Professeur de communication et de société à l'Université de Westminster à Londres et directeur du Communication and Media Research Institute (CAMRI) de l'université, Christian Fuchs, sociologue autrichien, est de ceux, rares, qui applique une perspective marxiste ("Marxism: Karl Marx’s Fifteen Key Concepts for Cultural and Communication Studies") pour étudier les médias numériques, et tenter de comprendre comment les plateformes technologiques reproduisent les inégalités économiques et sociales. Par Capitalisme numérique il entend de grandes entreprises technologiques, comme Google, Facebook, et Amazon, qui non seulement exploitent les données des utilisateurs pour générer des profits, reproduisant ainsi les logiques du capitalisme traditionnel, mais exploitent tout autant travailleurs et utilisateurs dans une économie numérique totalement globalisée ("Digital Labour and Karl Marx", 2014). Ses travaux s'inscrivent dans la tradition de l'École de Francfort ("Critical Theory of Communication: New Readings of Lukács, Adorno, Marcuse, Honneth and Habermas in the Age of the Internet", 2016), analysant les relations entre médias, pouvoir et société. Il en vient ainsi naturellement à étudier comment les plateformes numériques influencent les pratiques démocratiques et les mouvements sociaux, tout en dénonçant leur potentiel à polariser les sociétés et à manipuler les utilisateurs.

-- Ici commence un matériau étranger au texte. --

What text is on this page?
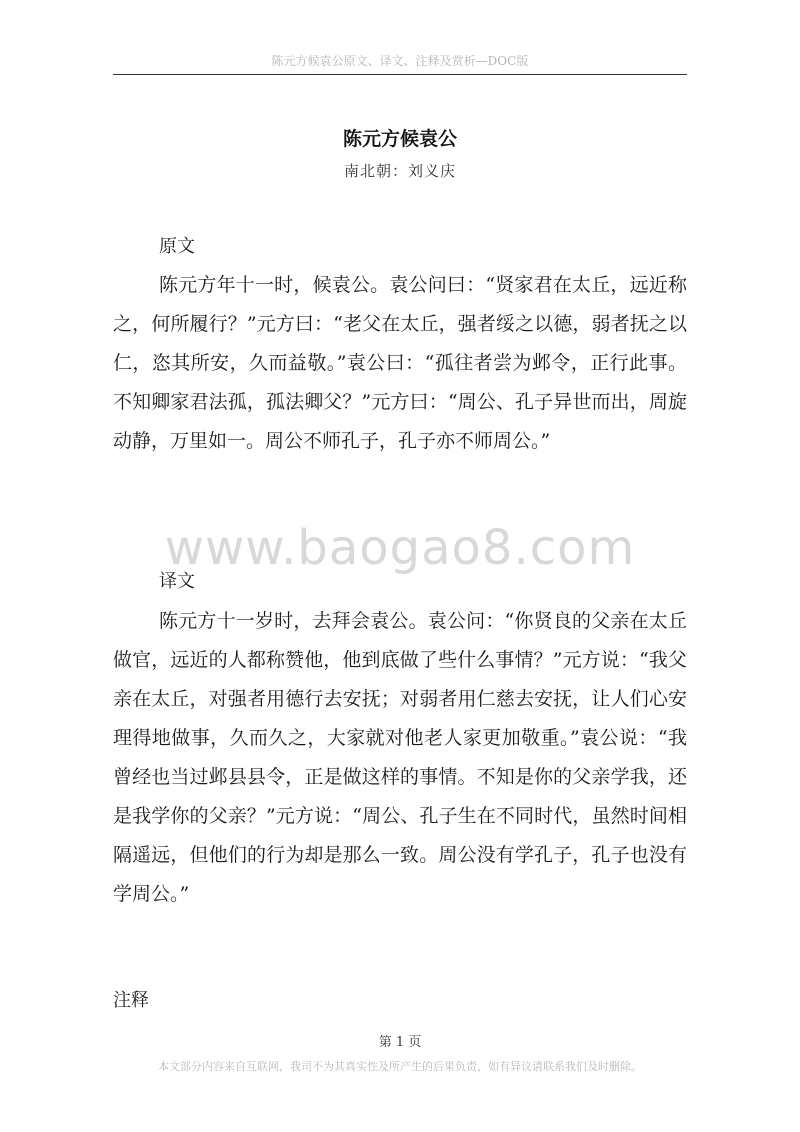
陈元方候袁公原文、译文、注释及赏析—DOC版
陈元方候袁公
南北朝：刘义庆
原文

陈元方年十一时，候袁公。袁公问曰：“贤家君在太丘，远近称之，何所履行？”元方曰：“老父在太丘，强者绥之以德，弱者抚之以仁，恣其所安，久而益敬。”袁公曰：“孤往者尝为邺令，正行此事。不知卿家君法孤，孤法卿父？”元方曰：“周公、孔子异世而出，周旋动静，万里如一。周公不师孔子，孔子亦不师周公。”

www.baogao8.com
译文

陈元方十一岁时，去拜会袁公。袁公问：“你贤良的父亲在太丘做官，远近的人都称赞他，他到底做了些什么事情？”元方说：“我父亲在太丘，对强者用德行去安抚；对弱者用仁慈去安抚，让人们心安理得地做事，久而久之，大家就对他老人家更加敬重。”袁公说：“我曾经也当过邺县县令，正是做这样的事情。不知是你的父亲学我，还是我学你的父亲？”元方说：“周公、孔子生在不同时代，虽然时间相隔遥远，但他们的行为却是那么一致。周公没有学孔子，孔子也没有学周公。”

注释
第 1 页
本文部分内容来自互联网，我司不为其真实性及所产生的后果负责，如有异议请联系我们及时删除。
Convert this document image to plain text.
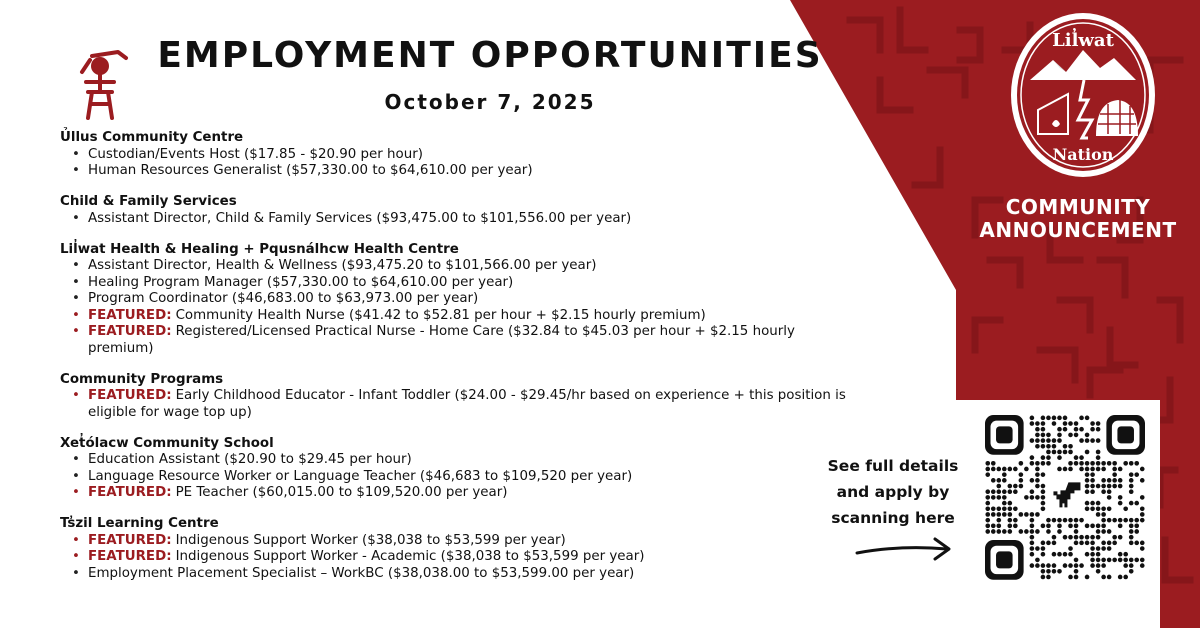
EMPLOYMENT OPPORTUNITIES
October 7, 2025
Ủllus Community Centre
• Custodian/Events Host ($17.85 - $20.90 per hour)
• Human Resources Generalist ($57,330.00 to $64,610.00 per year)
Child & Family Services
• Assistant Director, Child & Family Services ($93,475.00 to $101,556.00 per year)
Lil̓wat Health & Healing + Pqusnálhcw Health Centre
• Assistant Director, Health & Wellness ($93,475.20 to $101,566.00 per year)
• Healing Program Manager ($57,330.00 to $64,610.00 per year)
• Program Coordinator ($46,683.00 to $63,973.00 per year)
• FEATURED: Community Health Nurse ($41.42 to $52.81 per hour + $2.15 hourly premium)
• FEATURED: Registered/Licensed Practical Nurse - Home Care ($32.84 to $45.03 per hour + $2.15 hourly premium)
Community Programs
• FEATURED: Early Childhood Educator - Infant Toddler ($24.00 - $29.45/hr based on experience + this position is eligible for wage top up)
Xet̓ólacw Community School
• Education Assistant ($20.90 to $29.45 per hour)
• Language Resource Worker or Language Teacher ($46,683 to $109,520 per year)
• FEATURED: PE Teacher ($60,015.00 to $109,520.00 per year)
Ts̓zil Learning Centre
• FEATURED: Indigenous Support Worker ($38,038 to $53,599 per year)
• FEATURED: Indigenous Support Worker - Academic ($38,038 to $53,599 per year)
• Employment Placement Specialist – WorkBC ($38,038.00 to $53,599.00 per year)
Lil̓wat
Nation
COMMUNITY
ANNOUNCEMENT
See full details
and apply by
scanning here
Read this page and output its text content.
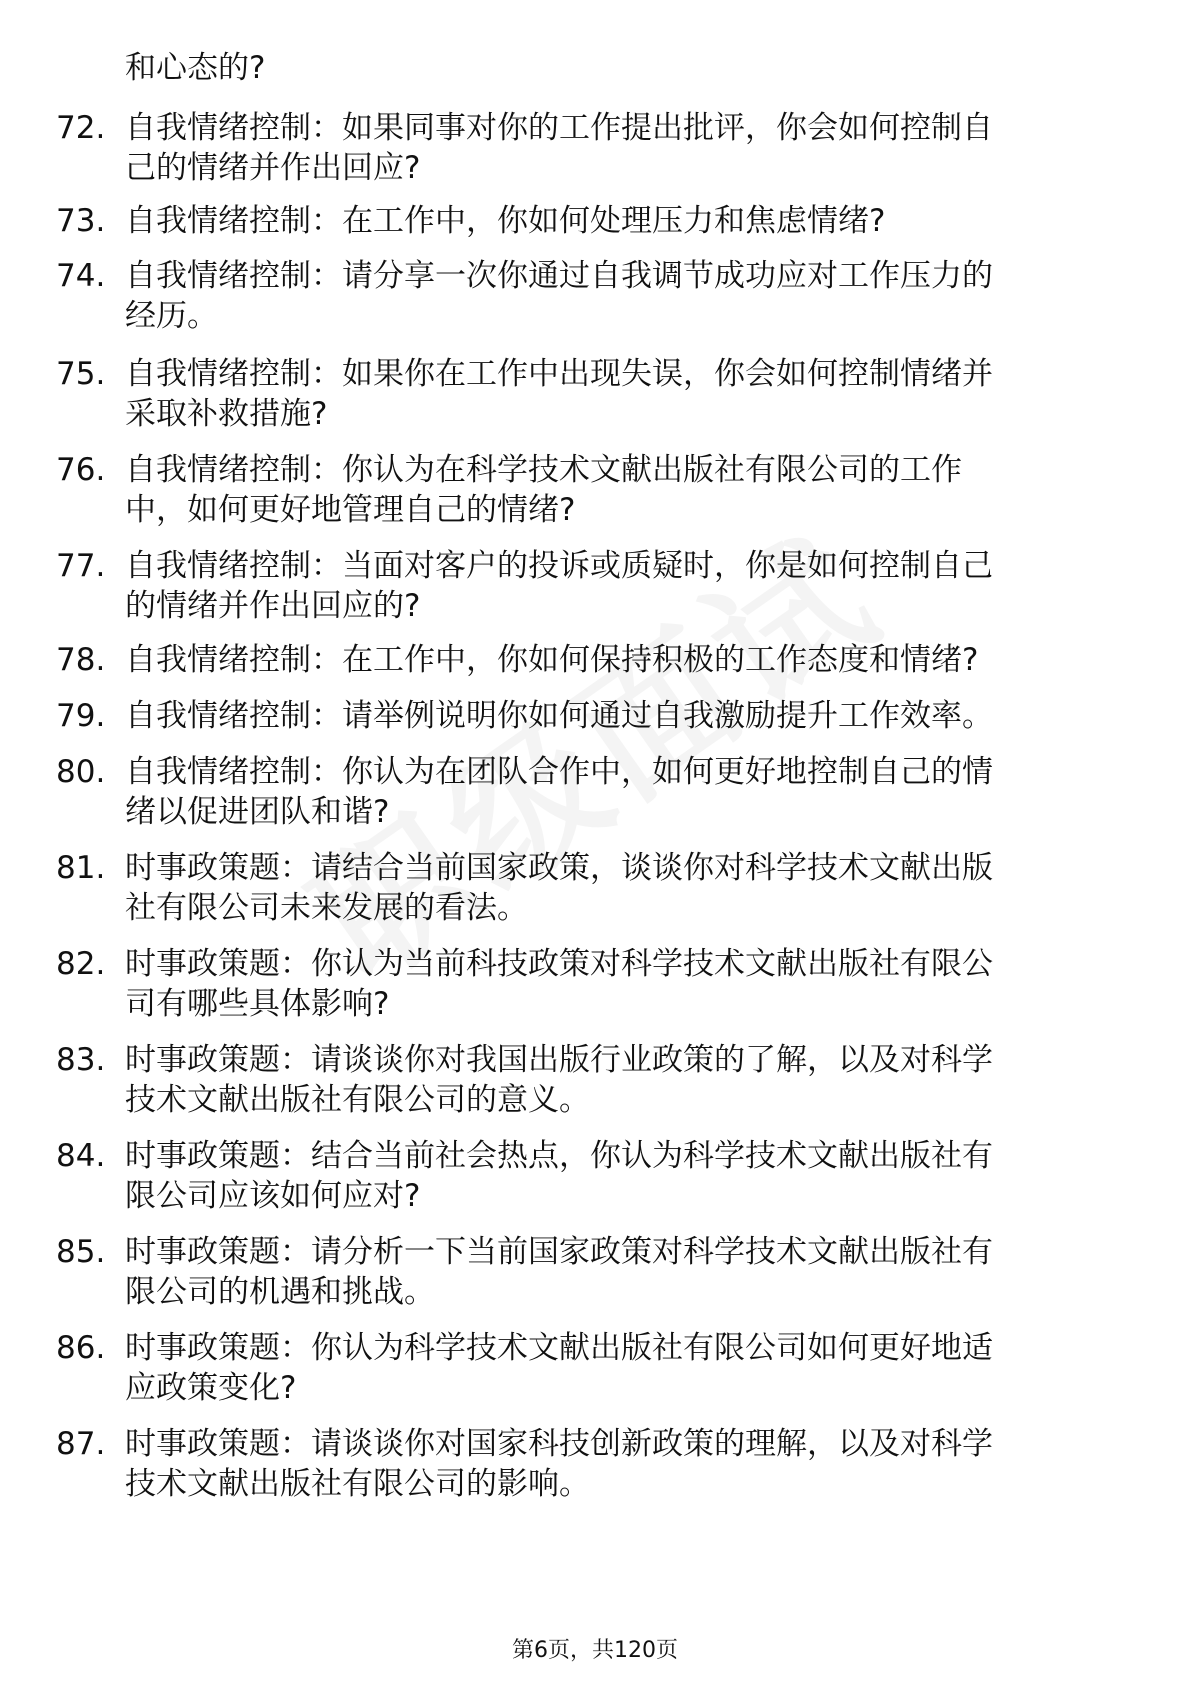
和心态的?
72. 自我情绪控制：如果同事对你的工作提出批评，你会如何控制自
己的情绪并作出回应?
73. 自我情绪控制：在工作中，你如何处理压力和焦虑情绪?
74. 自我情绪控制：请分享一次你通过自我调节成功应对工作压力的
经历。
75. 自我情绪控制：如果你在工作中出现失误，你会如何控制情绪并
采取补救措施?
76. 自我情绪控制：你认为在科学技术文献出版社有限公司的工作
中，如何更好地管理自己的情绪?
77. 自我情绪控制：当面对客户的投诉或质疑时，你是如何控制自己
的情绪并作出回应的?
78. 自我情绪控制：在工作中，你如何保持积极的工作态度和情绪?
79. 自我情绪控制：请举例说明你如何通过自我激励提升工作效率。
80. 自我情绪控制：你认为在团队合作中，如何更好地控制自己的情
绪以促进团队和谐?
81. 时事政策题：请结合当前国家政策，谈谈你对科学技术文献出版
社有限公司未来发展的看法。
82. 时事政策题：你认为当前科技政策对科学技术文献出版社有限公
司有哪些具体影响?
83. 时事政策题：请谈谈你对我国出版行业政策的了解，以及对科学
技术文献出版社有限公司的意义。
84. 时事政策题：结合当前社会热点，你认为科学技术文献出版社有
限公司应该如何应对?
85. 时事政策题：请分析一下当前国家政策对科学技术文献出版社有
限公司的机遇和挑战。
86. 时事政策题：你认为科学技术文献出版社有限公司如何更好地适
应政策变化?
87. 时事政策题：请谈谈你对国家科技创新政策的理解，以及对科学
技术文献出版社有限公司的影响。
第6页，共120页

Dans "Foundations of Critical Media and Information Studies" (2011), Christian Fuchs entend nous démontrer que médias et les systèmes d'information ne sont pas neutres mais reflètent et reproduisent les structures de pouvoir et les inégalités propres au capitalisme. Il faut repenser les systèmes médiatiques et à travailler à une communication plus juste, équitable et démocratique..
De fait, les médias fonctionnent comme des industries capitalistes, motivées par la recherche du profit et contrôlées par des élites économiques, et on observe bien une concentration des médias entre les mains de quelques grandes entreprises, qui limite le pluralisme et l'indépendance des contenus. Comme dans toute société capitaliste type, l'information est transformée en marchandise, soumise à des logiques de production, de distribution et de consommation similaires à celles des biens matériels, et les utilisateurs deviennent des consommateurs passifs, tandis que leurs interactions et leurs données sont monétisées. Les médias participent en conséquence à l'aliénation des individus en les enfermant dans des récits idéologiques qui justifient et renforcent les inégalités sociales et économiques, jouant un rôle clé dans la formation de la "fausse conscience", où les masses acceptent passivement les structures de domination existantes.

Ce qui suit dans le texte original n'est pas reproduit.